Jews as Cultural Brokers: The Perpetuation of Arabic Scholarship in Christian Spain (Fourteenth-Fifteenth centuries) (Seminar)

Date: 
Mon, 22/03/202117:30-19:00
cultural brokerage
Lecturer: 
Dr. Ilil Baum, The Hebrew University of Jerusalem

 

Please join us for our upcoming seminar on: "Jews as Cultural Brokers: The Perpetuation of Arabic Scholarship in Christian Spain (Fourteenth-Fifteenth centuries)" by Dr. Ilil Baum (The Hebrew University of Jerusalem).

Monday, March 22, 2021, from 17:30 to 19:00 (Israel time) via Zoom.

To receive the Zoom link, please subscribe by contacting Alon Ben Yehuda on alon.ben-yehuda@mail.huji.ac.il.

 

ABSTRACT

A less familiar chapter in the history of Jews and of Islamic civilization is the perpetuation of the knowledge of Arabic among the Jews of Christian Spain during the fourteenth and the fifteenth centuries, hundreds of years after the end of Muslim rule. My analysis is based on over two-hundred mainly unpublished manuscripts written in Arabic in Hebrew script by Sephardic hands as well as Arabic-into-Hebrew translations from the period. I will concentrate on Jewish brokers, especially Jewish physicians and scientists who copied, translated, and owned Arabic manuscripts. Later than thirteenth-century Toledo, the testimonies point to the Crown or Aragon (notably in Barcelona and Saragossa) as an active center for Arabic erudition among Jewish families until their expulsion in 1492.

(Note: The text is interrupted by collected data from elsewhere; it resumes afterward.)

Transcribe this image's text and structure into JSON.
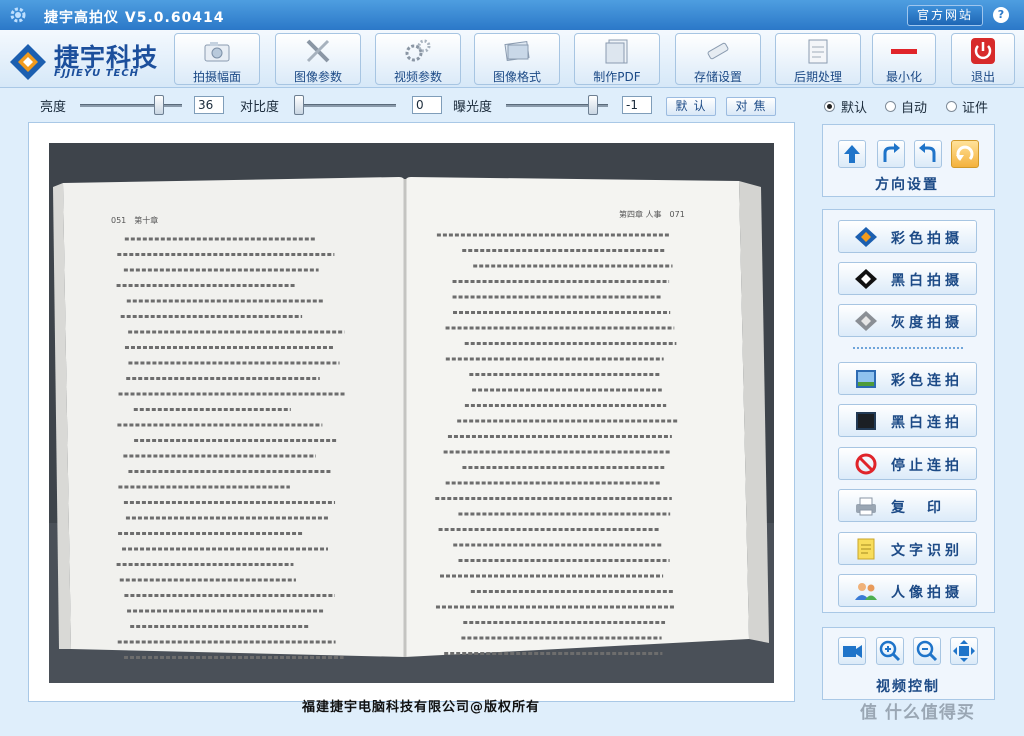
{
  "window": {
    "title": "捷宇高拍仪  V5.0.60414",
    "site_button": "官方网站",
    "help": "?"
  },
  "logo": {
    "brand": "捷宇科技",
    "sub": "FJJIEYU TECH"
  },
  "toolbar": [
    {
      "id": "capture-size",
      "label": "拍摄幅面",
      "icon": "camera-icon"
    },
    {
      "id": "image-params",
      "label": "图像参数",
      "icon": "tools-icon"
    },
    {
      "id": "video-params",
      "label": "视频参数",
      "icon": "gears-icon"
    },
    {
      "id": "image-format",
      "label": "图像格式",
      "icon": "image-stack-icon"
    },
    {
      "id": "make-pdf",
      "label": "制作PDF",
      "icon": "pdf-icon"
    },
    {
      "id": "storage",
      "label": "存储设置",
      "icon": "usb-drive-icon"
    },
    {
      "id": "post-process",
      "label": "后期处理",
      "icon": "notepad-icon"
    },
    {
      "id": "minimize",
      "label": "最小化",
      "icon": "minus-icon"
    },
    {
      "id": "exit",
      "label": "退出",
      "icon": "power-icon"
    }
  ],
  "controls": {
    "brightness_label": "亮度",
    "brightness_value": "36",
    "contrast_label": "对比度",
    "contrast_value": "0",
    "exposure_label": "曝光度",
    "exposure_value": "-1",
    "default_button": "默认",
    "focus_button": "对焦"
  },
  "mode_options": [
    {
      "label": "默认",
      "selected": true
    },
    {
      "label": "自动",
      "selected": false
    },
    {
      "label": "证件",
      "selected": false
    }
  ],
  "direction": {
    "caption": "方向设置",
    "buttons": [
      "arrow-up-icon",
      "rotate-right-icon",
      "rotate-left-icon",
      "rotate-auto-icon"
    ]
  },
  "capture_buttons": [
    {
      "label": "彩色拍摄",
      "icon": "color-capture-icon"
    },
    {
      "label": "黑白拍摄",
      "icon": "bw-capture-icon"
    },
    {
      "label": "灰度拍摄",
      "icon": "gray-capture-icon"
    }
  ],
  "continuous_buttons": [
    {
      "label": "彩色连拍",
      "icon": "color-burst-icon"
    },
    {
      "label": "黑白连拍",
      "icon": "bw-burst-icon"
    },
    {
      "label": "停止连拍",
      "icon": "stop-icon"
    },
    {
      "label": "复　印",
      "icon": "printer-icon"
    },
    {
      "label": "文字识别",
      "icon": "document-icon"
    },
    {
      "label": "人像拍摄",
      "icon": "people-icon"
    }
  ],
  "video_control": {
    "caption": "视频控制",
    "buttons": [
      "video-camera-icon",
      "zoom-in-icon",
      "zoom-out-icon",
      "fit-screen-icon"
    ]
  },
  "footer": {
    "copyright": "福建捷宇电脑科技有限公司@版权所有"
  },
  "watermark": "值 什么值得买",
  "book": {
    "left_header": "051　第十章",
    "right_header": "第四章 人事　071"
  },
  "colors": {
    "accent": "#2b78c8",
    "brand": "#1c4f9c",
    "panel": "#dfeefb"
  }
}
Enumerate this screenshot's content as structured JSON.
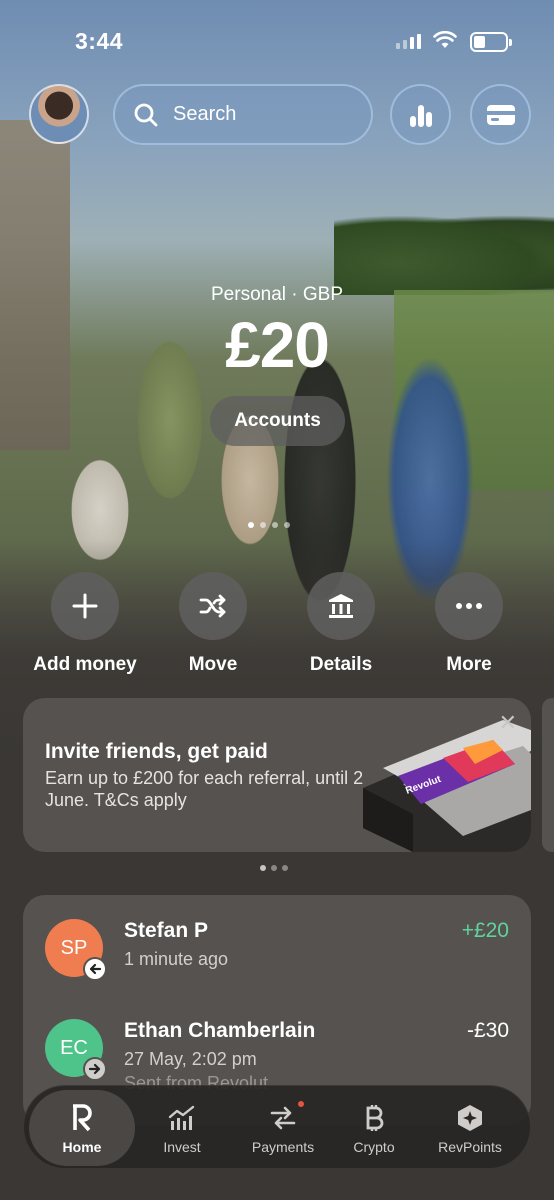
{
  "status_bar": {
    "time": "3:44"
  },
  "search": {
    "placeholder": "Search"
  },
  "account": {
    "label": "Personal · GBP",
    "balance": "£20",
    "accounts_button": "Accounts"
  },
  "actions": [
    {
      "label": "Add money",
      "icon": "plus-icon"
    },
    {
      "label": "Move",
      "icon": "shuffle-icon"
    },
    {
      "label": "Details",
      "icon": "bank-icon"
    },
    {
      "label": "More",
      "icon": "more-icon"
    }
  ],
  "promo": {
    "title": "Invite friends, get paid",
    "subtitle": "Earn up to £200 for each referral, until 2 June. T&Cs apply",
    "card_brand": "Revolut"
  },
  "transactions": [
    {
      "initials": "SP",
      "name": "Stefan P",
      "time": "1 minute ago",
      "amount": "+£20",
      "color": "#ef7d4f",
      "amount_color": "#5fd39b"
    },
    {
      "initials": "EC",
      "name": "Ethan Chamberlain",
      "time": "27 May, 2:02 pm",
      "subtitle": "Sent from Revolut",
      "amount": "-£30",
      "color": "#4fc48a",
      "amount_color": "#ffffff"
    }
  ],
  "tabs": [
    {
      "label": "Home",
      "icon": "revolut-r-icon",
      "active": true
    },
    {
      "label": "Invest",
      "icon": "invest-chart-icon"
    },
    {
      "label": "Payments",
      "icon": "payments-arrows-icon"
    },
    {
      "label": "Crypto",
      "icon": "bitcoin-icon"
    },
    {
      "label": "RevPoints",
      "icon": "revpoints-hexagon-icon"
    }
  ]
}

Ilil Baum is a postdoctoral fellow at the Buber Society of Fellows, the Hebrew University of Jerusalem. She earned her PhD from the Hebrew University (2018), which included two years as a visiting scholar at the University of Barcelona. Previously she was a postdoctoral fellow at the Frankel Institute for Judaic Studies at the University of Michigan and the Cohn Institute at Tel Aviv University. Her research focuses on the interplay of language and identity among the Jews of Spain on the eve of their expulsion; and on the role of language in the emergence of Sephardic identity in the early modern Mediterranean, especially in the Ottoman Empire (Salonica and Istanbul) and North Africa.